When I wrote my first book I didn't even know I had written "a romance". I had simply written a story -- the sort of story I liked to read with plenty of action, a dashing hero, a strong heroine and, most importantly a happy ever after ending. I didn't know that books had "labels" and if you didn't fit neatly under that label you were condemned to a marginal land where you could never be published. 

What was worse I didn't realise that by adopting one of the labels ("Romance") I would be condemned to a world of the perpetual lip curl.

A friend read my manuscript (written on our primitive computer using good old Word Perfect 5.1), declared it readable and suggested I joined the Romance Writers of Australia because they had contests for stories such as mine. I entered it and that year came second, went to my first conference, learned who Norah Roberts was and a romance writer was born...Only there was a problem, saying I was a romance writer out loud was almost as hard as I imagine it would be saying I was a born again Christian. People looked at me in a strange way (and I learned the lip curl) and I found myself making mumbled excuses and trying to explain my work as "really more historical than romance". 

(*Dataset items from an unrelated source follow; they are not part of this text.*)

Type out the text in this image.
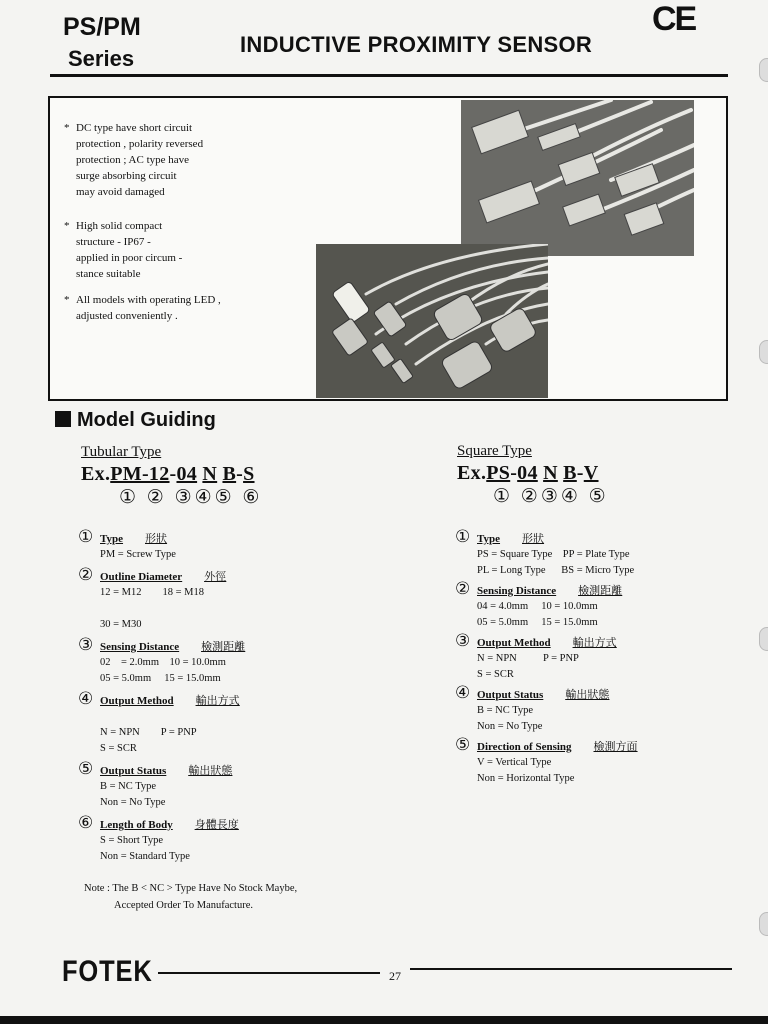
PS/PM
Series
INDUCTIVE PROXIMITY SENSOR
CE
* DC type have short circuit
protection , polarity reversed
protection ; AC type have
surge absorbing circuit
may avoid damaged
* High solid compact
structure - IP67 -
applied in poor circum -
stance suitable
* All models with operating LED ,
adjusted conveniently .
Model Guiding
Tubular Type
Ex.PM-12-04 N B-S
① ② ③④⑤ ⑥
① Type 形狀
PM = Screw Type
② Outline Diameter 外徑
12 = M12        18 = M18
30 = M30
③ Sensing Distance 檢測距離
02    = 2.0mm    10 = 10.0mm
05 = 5.0mm     15 = 15.0mm
④ Output Method 輸出方式
N = NPN        P = PNP
S = SCR
⑤ Output Status 輸出狀態
B = NC Type
Non = No Type
⑥ Length of Body 身體長度
S = Short Type
Non = Standard Type
Square Type
Ex.PS-04 N B-V
① ②③④ ⑤
① Type 形狀
PS = Square Type    PP = Plate Type
PL = Long Type      BS = Micro Type
② Sensing Distance 檢測距離
04 = 4.0mm     10 = 10.0mm
05 = 5.0mm     15 = 15.0mm
③ Output Method 輸出方式
N = NPN          P = PNP
S = SCR
④ Output Status 輸出狀態
B = NC Type
Non = No Type
⑤ Direction of Sensing 檢測方面
V = Vertical Type
Non = Horizontal Type
Note : The B < NC > Type Have No Stock Maybe,
Accepted Order To Manufacture.
FOTEK	27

The facts are there on the Romance Writers of America website for anyone who wishes to read them. If you like statistics...here they are. In short Romance Fiction accounts for $1.36 billion in sales each year - the largest share of the consumer-book market. More than a quarter of all books sold are romance and are read by approximately 75 million people each year. The nearest genre fiction (Mystery) doesn't even come close. If you want an indication of the popularity of romance fiction, here is a photo from the Literacy Signing put on by Romance Writers of America just a few weeks ago... Have I missed the point, but why is writing romance a bad thing...?




Many, many writers  make a good living from writing romance. How many other writers can claim that? 

And you know something -- scratch any book genre, literary or other and I bet you find a relationship at its heart. It may not have a HEA but I'm betting there are two characters in that story who are attracted to each other. Romance is about the fundamental of human needs, relationships. It is about love. It is about overcoming obstacles. Even Mr. X's books have love at their heart (I know because I looked him up). So why did he feel he had  to dismiss a group of women writers just because he considered them "romance writers" and therefore somehow unworthy?


Not your preconception of a romance writer?
In my stint as President of Romance Writers of Australia I came across this attitude often -- mostly from the press. Some cub reporter would be sent to interview me, no doubt imaging Barbara Cartland or worse, a housewife in curlers and slippers (they are UGG boots NOT slippers!). In a bored voice, she (or he) would ask..."And what do you do for your real job"? (Yes...they did say "real" job). When I answered "I'm a lawyer", you could almost hear their eyes widening and their back straightening as their preconceptions of romance writers flew out of the window.

Dear old Babs...she didn't really do us romance writers a lot of favours, but by jingo she sold a lot of books!


So what did I do about Mr. X?  No point entering into a debate with people with those sort of preconceptions. All you can do is politely point out their mistakes of fact and walk away. They will continue to believe what they want to believe or they may think "Perhaps I was wrong?"